Now, that I’ve beaten up on project/program management sufficiently (actually, I could probably keep going on that subject for a while) let’s look at the other customers of software project management tools and processes. The development team.

Aside from their editors or IDEs (or design tools…designers are developers, too!), what tools are essential for the development team?

  • Email (still. unfortunately.)
  • Instant messenger
  • Version Control
  • Automated tools (e.g. continuous integration tools, monitoring systems, etc.)
  • Bug/Issue Tracker

Essentially, these are all communication tools. All of these tools are needed because the what and the how of the communication varies and requires different solutions. That said, they all have the same flaw. Each tool maintains its own information silo. The value to individual members of the team and the team as a whole is the ability to aggregate and filter the information in these various silos using a single tool.

Why a single tool? Because as the number of tools that contain relevant information increases, the more difficult it is to get teams to adopt them. There are a handful of tools that a developer will keep running all day long. Those are the ones that are critical to their workflow. Some will always have the focus, while others will be in the background but always easily accessible. An example of this would be a developer’s editor and shell (or IDE) and IM client. The editor is the focal point as that’s where the code is manipulated and the shell is used to run auxiliary processes surrounding development. The IM client is there for asking quick questions to individuals or the team asynchronously and receiving notifications from automated processes.

Small teams and startups have adopted group chat tools like Campfire and HipChat as essential tools for their workflow. They offer:

  • Realtime collaboration
  • Persistent chat rooms
  • Ad hoc file sharing
  • Plug-ins/integration with external tools

These group chat tools can replace email and generic IM for most teams, while acting as the aggregation/filter mechanism by acting as a sink for version control tools, other automated tools and your issue tracker. Still, these tools are intended for generic team collaboration. There is still room for a tool that is designed around the specific needs of a software development team.

Winning

In my opinion, traditional software project management has been dead for a while. The tools and processes have not kept up primarily because the incentives weren’t there. Large software companies try to adopt agile practices, but their very organizational structure and culture prevent real agility from taking hold. Thus, a tool vendor builds and sells the tools that will generate revenue, not change.
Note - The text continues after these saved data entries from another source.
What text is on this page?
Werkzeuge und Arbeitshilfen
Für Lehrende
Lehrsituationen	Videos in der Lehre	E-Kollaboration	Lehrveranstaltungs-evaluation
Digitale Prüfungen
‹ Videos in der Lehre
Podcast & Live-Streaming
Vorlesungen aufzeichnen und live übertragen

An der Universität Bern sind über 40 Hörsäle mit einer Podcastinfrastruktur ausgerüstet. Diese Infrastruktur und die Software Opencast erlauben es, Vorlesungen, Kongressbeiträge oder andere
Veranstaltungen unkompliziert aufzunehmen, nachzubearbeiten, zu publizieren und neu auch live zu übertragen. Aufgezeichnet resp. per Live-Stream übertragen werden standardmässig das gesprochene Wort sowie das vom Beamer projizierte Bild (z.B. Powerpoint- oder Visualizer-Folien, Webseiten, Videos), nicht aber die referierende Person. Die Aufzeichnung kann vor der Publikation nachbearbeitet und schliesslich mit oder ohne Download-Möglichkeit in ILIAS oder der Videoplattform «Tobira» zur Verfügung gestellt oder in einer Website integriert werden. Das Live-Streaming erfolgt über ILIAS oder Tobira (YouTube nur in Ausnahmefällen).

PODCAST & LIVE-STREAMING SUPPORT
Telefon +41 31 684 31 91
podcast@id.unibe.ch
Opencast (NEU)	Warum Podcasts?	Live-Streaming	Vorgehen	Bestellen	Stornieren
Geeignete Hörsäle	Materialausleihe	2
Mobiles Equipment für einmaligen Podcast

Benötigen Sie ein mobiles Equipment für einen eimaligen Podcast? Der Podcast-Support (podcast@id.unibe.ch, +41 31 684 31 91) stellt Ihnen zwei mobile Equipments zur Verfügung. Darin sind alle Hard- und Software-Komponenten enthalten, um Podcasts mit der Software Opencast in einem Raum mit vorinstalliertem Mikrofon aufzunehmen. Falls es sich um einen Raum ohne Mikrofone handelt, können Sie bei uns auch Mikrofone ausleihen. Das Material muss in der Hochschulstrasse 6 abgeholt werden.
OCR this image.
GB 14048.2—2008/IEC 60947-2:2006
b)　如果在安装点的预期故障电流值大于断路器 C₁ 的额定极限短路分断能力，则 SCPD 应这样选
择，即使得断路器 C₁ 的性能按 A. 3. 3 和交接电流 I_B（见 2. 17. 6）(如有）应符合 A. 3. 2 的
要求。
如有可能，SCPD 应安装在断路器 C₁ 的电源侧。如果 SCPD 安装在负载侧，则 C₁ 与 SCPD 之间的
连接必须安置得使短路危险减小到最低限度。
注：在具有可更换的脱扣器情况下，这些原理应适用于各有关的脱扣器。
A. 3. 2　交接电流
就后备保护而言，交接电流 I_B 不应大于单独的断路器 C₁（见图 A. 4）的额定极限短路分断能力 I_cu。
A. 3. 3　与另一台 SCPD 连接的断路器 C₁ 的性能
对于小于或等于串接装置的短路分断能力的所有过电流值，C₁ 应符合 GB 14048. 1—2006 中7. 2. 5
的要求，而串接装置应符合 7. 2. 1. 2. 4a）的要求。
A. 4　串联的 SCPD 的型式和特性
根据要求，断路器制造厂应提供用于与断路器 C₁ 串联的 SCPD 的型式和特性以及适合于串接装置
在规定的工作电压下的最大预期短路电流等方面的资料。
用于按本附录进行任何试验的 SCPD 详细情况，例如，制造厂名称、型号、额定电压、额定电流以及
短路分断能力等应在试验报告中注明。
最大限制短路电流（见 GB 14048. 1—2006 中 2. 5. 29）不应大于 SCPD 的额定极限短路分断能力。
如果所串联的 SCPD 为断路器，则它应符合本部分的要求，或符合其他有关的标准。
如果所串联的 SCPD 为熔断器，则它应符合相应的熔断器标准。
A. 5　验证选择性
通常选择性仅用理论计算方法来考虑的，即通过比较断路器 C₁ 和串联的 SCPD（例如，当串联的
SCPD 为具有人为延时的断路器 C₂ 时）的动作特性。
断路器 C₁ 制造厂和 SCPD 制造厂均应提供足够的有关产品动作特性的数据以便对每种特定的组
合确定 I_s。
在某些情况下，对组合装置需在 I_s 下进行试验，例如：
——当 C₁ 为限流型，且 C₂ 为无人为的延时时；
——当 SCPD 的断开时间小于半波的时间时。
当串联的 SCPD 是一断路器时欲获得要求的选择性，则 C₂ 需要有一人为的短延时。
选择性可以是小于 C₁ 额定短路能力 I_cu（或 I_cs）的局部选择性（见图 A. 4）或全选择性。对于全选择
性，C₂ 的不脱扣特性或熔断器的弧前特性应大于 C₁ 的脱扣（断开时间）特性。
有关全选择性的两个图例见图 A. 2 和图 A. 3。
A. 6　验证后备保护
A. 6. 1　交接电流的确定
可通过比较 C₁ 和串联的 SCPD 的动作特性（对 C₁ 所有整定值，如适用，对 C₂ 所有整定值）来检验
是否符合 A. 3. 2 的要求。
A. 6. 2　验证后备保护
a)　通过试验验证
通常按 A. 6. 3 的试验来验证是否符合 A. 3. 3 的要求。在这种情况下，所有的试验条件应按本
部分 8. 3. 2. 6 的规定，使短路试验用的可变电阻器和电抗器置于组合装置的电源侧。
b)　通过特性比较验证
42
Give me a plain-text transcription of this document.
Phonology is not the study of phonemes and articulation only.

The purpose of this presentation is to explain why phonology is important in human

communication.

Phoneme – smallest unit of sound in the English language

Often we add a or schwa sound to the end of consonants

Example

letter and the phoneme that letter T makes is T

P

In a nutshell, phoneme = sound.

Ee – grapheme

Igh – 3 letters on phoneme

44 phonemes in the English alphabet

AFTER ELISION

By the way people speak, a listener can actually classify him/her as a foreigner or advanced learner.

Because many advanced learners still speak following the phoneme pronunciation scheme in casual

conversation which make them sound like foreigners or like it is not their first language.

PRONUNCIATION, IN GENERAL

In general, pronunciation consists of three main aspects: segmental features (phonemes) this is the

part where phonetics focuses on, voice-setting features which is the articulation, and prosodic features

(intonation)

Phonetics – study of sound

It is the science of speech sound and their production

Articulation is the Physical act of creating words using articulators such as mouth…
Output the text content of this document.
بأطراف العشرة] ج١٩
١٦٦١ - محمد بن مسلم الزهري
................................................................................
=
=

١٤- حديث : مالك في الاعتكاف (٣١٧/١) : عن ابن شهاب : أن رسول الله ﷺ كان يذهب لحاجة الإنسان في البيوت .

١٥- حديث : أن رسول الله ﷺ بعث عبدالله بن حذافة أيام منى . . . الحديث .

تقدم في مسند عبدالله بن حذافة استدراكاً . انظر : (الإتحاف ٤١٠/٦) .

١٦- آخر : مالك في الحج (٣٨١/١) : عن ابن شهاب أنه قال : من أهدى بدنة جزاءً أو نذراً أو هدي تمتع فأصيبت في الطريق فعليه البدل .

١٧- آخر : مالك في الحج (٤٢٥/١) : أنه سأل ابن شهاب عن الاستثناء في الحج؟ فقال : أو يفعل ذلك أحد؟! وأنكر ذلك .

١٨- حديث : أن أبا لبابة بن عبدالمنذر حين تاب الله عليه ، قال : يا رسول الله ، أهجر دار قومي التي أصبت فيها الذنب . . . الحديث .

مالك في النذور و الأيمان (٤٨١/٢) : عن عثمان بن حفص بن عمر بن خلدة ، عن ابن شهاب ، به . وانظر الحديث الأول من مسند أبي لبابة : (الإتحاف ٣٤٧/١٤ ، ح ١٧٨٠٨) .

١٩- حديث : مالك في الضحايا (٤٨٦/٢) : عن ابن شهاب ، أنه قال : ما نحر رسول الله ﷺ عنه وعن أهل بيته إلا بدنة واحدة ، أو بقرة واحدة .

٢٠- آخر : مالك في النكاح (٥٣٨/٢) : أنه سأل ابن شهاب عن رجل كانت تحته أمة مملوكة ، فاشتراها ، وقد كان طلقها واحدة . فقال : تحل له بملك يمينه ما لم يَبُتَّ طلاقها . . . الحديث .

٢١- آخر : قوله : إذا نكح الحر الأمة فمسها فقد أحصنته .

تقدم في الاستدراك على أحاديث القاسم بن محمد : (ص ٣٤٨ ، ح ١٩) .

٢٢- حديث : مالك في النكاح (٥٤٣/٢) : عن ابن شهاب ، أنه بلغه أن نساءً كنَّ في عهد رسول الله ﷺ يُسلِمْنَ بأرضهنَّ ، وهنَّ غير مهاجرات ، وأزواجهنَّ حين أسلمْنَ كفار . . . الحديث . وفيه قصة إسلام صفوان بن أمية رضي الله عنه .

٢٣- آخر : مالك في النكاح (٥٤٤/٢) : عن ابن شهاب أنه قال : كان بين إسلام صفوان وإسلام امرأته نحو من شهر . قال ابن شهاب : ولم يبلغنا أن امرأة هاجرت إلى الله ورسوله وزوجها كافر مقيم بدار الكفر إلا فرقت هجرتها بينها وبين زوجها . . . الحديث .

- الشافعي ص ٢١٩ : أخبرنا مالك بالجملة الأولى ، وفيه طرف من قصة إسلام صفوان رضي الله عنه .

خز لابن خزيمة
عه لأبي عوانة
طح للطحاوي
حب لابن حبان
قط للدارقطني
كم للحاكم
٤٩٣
The tool I want is designed for the development team. It’s primary focus should be on the realtime collaboration interface. It should assume little about any individual’s or team’s workflow. This tool should have a powerful plugin/integration model so as new, powerful tools become available they can be seamlessly integrated into this new developer’s HUD (heads-up display).

More importantly, the developer’s HUD can act as one of many sources for a team-wide data warehouse. The data that flows through it can be selectively funneled to the warehouse where stakeholders can retrieve their status substitutes if they so desire. Ideally, they would get what they need from the regular demos but I’ll be pragmatic. Change don’t come easy.

The data warehouse, though, can be useful for the team as well. Being able to perform analytics on team dynamics and behavior has value. But, it should be optional and possibly even serendipitous. No one wants a prescriptive knowledge management system, but an empirical one might be useful.

I started this post describing my current workflow. It seems obvious to me how a more refined version of Campfire or HipChat could replace 3-5 of those tools. But, that’s just the easy part of the problem I want to solve.

  • How do I change the culture at my company?
  • How do I change the culture at other companies?
  • How do I redefine or eliminate traditional software project management?
  • How do I help teams effectively communicate and successfully build and launch software?

I may have just defined my next side project. Looks like a big one.